Mermaid markdown file opens with a diagram preview.
Examine the diagram, which shows modules, classes, dependencies, and test coverage.
Modify the Mermaid code if necessary, then commit the markdown file for documentation.
Run weekly or integrate in CI to regenerate diagrams. This keeps your documentation fresh, helps teams understand structure, and spot unwanted dependencies as code changes.
Commit the Mermaid diagram file and treat diagrams as code for review. You can store definitions in version control alongside your code. Set up CI jobs to regenerate diagrams automatically and compare diffs.
Swark relies only on GitHub Copilot and no other external APIs or providers. That simplifies privacy compliance. No extra API keys required. You may adapt Swark’s prompt if you want to address specific architectural layers or include sequence flows.
A LinkedIn post by Rohit Doshi demonstrates Swark in action, showing how to quickly generate architecture diagrams from code: a credible peer‑shared example. Another post by Donald Lutz introduces Swark to his network.
You now see how software architecture can be visualized directly from source code using AI-powered workflows. Swark is a concrete example of how to generate architecture diagrams automatically from code. Classic manual or template-based approaches are being replaced by diagram-as-code methods paired with LLM‑enabled automation.
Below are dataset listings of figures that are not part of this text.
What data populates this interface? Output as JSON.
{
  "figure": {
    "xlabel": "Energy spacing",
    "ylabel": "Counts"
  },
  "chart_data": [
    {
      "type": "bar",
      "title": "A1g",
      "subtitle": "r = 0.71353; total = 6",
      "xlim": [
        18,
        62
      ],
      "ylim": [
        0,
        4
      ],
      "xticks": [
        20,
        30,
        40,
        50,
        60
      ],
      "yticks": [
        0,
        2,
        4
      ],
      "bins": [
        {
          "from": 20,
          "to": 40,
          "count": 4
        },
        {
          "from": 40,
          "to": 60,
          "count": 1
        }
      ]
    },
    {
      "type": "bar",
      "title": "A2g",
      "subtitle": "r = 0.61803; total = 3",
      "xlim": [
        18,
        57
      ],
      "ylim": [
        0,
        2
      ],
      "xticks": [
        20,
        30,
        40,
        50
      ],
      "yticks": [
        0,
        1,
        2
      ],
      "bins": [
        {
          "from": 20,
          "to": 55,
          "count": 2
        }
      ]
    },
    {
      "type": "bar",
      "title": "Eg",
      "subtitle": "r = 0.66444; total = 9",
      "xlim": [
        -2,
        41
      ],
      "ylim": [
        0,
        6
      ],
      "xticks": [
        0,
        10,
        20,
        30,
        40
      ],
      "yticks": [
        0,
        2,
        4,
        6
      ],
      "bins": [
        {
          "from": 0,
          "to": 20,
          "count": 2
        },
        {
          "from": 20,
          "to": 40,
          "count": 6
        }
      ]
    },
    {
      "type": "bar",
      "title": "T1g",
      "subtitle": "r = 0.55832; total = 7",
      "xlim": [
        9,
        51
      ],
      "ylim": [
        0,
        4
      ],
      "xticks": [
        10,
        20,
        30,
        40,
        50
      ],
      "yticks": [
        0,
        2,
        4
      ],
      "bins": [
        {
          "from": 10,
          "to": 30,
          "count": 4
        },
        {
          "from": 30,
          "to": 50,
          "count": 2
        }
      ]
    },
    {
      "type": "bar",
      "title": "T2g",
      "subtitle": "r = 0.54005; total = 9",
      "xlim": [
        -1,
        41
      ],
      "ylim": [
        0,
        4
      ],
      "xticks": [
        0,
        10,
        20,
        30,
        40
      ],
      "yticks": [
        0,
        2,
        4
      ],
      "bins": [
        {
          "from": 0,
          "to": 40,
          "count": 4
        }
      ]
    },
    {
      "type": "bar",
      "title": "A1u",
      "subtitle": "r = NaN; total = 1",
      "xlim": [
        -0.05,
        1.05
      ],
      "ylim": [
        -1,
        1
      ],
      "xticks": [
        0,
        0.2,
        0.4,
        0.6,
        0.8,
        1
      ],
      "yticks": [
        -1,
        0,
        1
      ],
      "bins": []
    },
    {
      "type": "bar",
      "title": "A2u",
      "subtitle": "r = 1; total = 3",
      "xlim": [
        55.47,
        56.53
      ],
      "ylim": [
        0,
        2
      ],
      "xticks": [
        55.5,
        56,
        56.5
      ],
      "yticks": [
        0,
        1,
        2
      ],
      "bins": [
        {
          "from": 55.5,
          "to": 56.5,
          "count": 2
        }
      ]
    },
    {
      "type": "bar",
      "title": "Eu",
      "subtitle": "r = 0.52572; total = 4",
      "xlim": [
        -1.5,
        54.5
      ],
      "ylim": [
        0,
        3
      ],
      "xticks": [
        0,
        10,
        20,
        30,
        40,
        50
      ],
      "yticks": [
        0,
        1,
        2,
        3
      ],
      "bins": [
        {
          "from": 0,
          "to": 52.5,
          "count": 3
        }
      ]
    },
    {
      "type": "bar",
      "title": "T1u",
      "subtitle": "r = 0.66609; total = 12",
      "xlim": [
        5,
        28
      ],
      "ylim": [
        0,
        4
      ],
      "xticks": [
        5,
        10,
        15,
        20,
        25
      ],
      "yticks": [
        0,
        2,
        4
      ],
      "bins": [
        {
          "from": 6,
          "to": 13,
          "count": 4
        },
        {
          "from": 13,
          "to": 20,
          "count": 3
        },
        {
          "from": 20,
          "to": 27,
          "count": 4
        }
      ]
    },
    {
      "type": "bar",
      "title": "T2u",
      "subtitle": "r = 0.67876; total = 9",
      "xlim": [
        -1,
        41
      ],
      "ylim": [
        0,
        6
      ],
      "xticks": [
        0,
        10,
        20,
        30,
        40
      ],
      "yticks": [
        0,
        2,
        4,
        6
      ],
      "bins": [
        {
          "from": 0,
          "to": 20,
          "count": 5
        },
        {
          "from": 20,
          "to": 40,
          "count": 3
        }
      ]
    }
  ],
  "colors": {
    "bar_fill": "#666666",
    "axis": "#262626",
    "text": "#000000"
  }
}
Install Swark and GitHub Copilot in VS Code, and try it on one of your repositories.
Compare Swark output with diagrams created manually or with traditional tools.
Commit auto‑generated Mermaid markdown diagrams into your documentation.
Optionally integrate regeneration into CI pipelines for ongoing updates.
Applying Swark helps you maintain accurate architecture diagrams, support onboarding, and improve documentation workflows.